I did take this opportunity to remind them all that it is a week until my birthday, of course they all laughed at my "childlike enthusiasm".
I will share the recipe for the Amish Oven Fried Chicken. Its so good and always moist.
this is from the cookbook "Cooking from quilt Country" by Marcia Adams
OVEN FRIED CHICKEN
serves 4-5
This is the best fried chicken recipe I've tried, bar none. Its is quick to prepare and doesn't require watching. The outside is crusty, and the inside is moist. The flour mixture can be made up in large amounts and stored to use as needed.
1/3 cup vegetable oil
1/3 cup (2/3 stick) butter
1 cup all purpose flour
1 teaspoon salt
2 teaspoons black pepper
2 teaspoons paprika
1 teaspoon garlic salt
1 teaspoon dried marjoram (optional)
8-9 chicken pieces - legs, thighs, breasts
Place the oil and butter in a shallow cooking pan ( a jelly roll pan is perfect) and put in a preheated 375 oven to melt. Set aside.

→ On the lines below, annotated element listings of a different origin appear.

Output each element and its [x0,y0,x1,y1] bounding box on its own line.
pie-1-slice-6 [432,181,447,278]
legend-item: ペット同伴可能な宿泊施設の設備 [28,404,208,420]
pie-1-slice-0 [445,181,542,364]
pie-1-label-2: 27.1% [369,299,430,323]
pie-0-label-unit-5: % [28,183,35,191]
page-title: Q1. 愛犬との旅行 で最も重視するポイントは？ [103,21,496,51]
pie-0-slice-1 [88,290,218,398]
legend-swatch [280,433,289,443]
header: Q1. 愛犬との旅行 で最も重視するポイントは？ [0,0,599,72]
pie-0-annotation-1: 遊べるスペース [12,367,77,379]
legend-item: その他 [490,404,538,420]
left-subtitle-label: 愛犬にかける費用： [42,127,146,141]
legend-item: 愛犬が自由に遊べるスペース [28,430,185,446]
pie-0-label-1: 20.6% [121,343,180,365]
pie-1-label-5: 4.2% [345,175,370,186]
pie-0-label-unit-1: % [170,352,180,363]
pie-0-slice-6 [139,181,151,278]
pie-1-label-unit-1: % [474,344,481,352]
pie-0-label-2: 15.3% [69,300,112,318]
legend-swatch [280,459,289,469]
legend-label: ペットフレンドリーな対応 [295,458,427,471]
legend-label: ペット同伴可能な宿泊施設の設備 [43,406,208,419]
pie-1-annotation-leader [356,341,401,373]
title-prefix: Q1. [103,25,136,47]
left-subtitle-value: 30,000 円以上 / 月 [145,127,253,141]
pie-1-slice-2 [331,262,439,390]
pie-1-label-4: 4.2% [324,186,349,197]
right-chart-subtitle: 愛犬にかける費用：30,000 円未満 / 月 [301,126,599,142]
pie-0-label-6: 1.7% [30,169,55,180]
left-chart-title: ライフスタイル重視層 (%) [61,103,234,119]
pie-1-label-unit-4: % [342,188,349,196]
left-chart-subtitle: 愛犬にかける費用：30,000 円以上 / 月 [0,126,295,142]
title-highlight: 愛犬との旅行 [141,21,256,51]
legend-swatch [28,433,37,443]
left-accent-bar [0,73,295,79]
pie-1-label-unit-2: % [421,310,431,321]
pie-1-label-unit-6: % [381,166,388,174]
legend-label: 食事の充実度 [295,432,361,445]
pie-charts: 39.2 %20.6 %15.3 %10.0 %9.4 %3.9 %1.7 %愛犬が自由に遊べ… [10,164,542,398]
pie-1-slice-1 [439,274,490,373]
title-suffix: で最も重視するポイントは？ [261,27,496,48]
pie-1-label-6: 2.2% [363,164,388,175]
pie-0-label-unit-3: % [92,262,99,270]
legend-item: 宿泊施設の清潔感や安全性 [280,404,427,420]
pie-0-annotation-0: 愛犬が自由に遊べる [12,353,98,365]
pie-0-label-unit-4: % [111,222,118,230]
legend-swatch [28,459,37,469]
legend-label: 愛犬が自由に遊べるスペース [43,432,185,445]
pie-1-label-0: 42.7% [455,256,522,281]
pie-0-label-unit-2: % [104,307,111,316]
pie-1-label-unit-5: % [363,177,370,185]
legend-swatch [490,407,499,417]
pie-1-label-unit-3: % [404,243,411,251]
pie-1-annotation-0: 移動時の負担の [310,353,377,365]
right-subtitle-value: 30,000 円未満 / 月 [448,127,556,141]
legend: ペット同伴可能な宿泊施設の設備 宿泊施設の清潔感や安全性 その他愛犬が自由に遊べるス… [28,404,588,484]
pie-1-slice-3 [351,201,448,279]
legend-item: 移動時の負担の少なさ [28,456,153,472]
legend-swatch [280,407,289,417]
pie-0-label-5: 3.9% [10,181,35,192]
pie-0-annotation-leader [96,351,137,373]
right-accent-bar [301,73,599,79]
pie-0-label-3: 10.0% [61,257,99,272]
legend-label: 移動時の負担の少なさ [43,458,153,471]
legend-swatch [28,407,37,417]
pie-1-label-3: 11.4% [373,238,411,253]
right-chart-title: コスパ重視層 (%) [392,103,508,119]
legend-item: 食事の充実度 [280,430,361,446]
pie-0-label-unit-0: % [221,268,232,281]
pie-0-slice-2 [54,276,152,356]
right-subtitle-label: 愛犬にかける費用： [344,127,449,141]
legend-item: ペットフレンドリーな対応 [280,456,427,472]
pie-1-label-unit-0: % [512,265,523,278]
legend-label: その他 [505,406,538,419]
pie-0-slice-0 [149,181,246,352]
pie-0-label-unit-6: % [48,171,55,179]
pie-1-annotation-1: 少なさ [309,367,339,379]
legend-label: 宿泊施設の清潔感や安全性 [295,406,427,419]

In a large paper sack, combine the flour and seasonings. Roll the chicken pieces, 3 at a time, in the melted oil-butter mixture, then drop them in the sack and shake to cover. Place on a dish or wax paper until you have them all done.
Place the chicken in the pan, skin side down. Bake for 45 minutes. With a spatula, turn over and bake 5-10 minutes longer, or until the top crust begins to bubble. Serve hot or cold, but the crust texture is better if the chicken is not refrigerated before eating. If you can afford the calories, the pan drippings make an absolutely divine gravy for either mashed potatoes or Baking Powder Biscuits.
The onion pattie recipe is in the same book. One of my favorite cookbooks. The photos are wonderful along with all the recipes.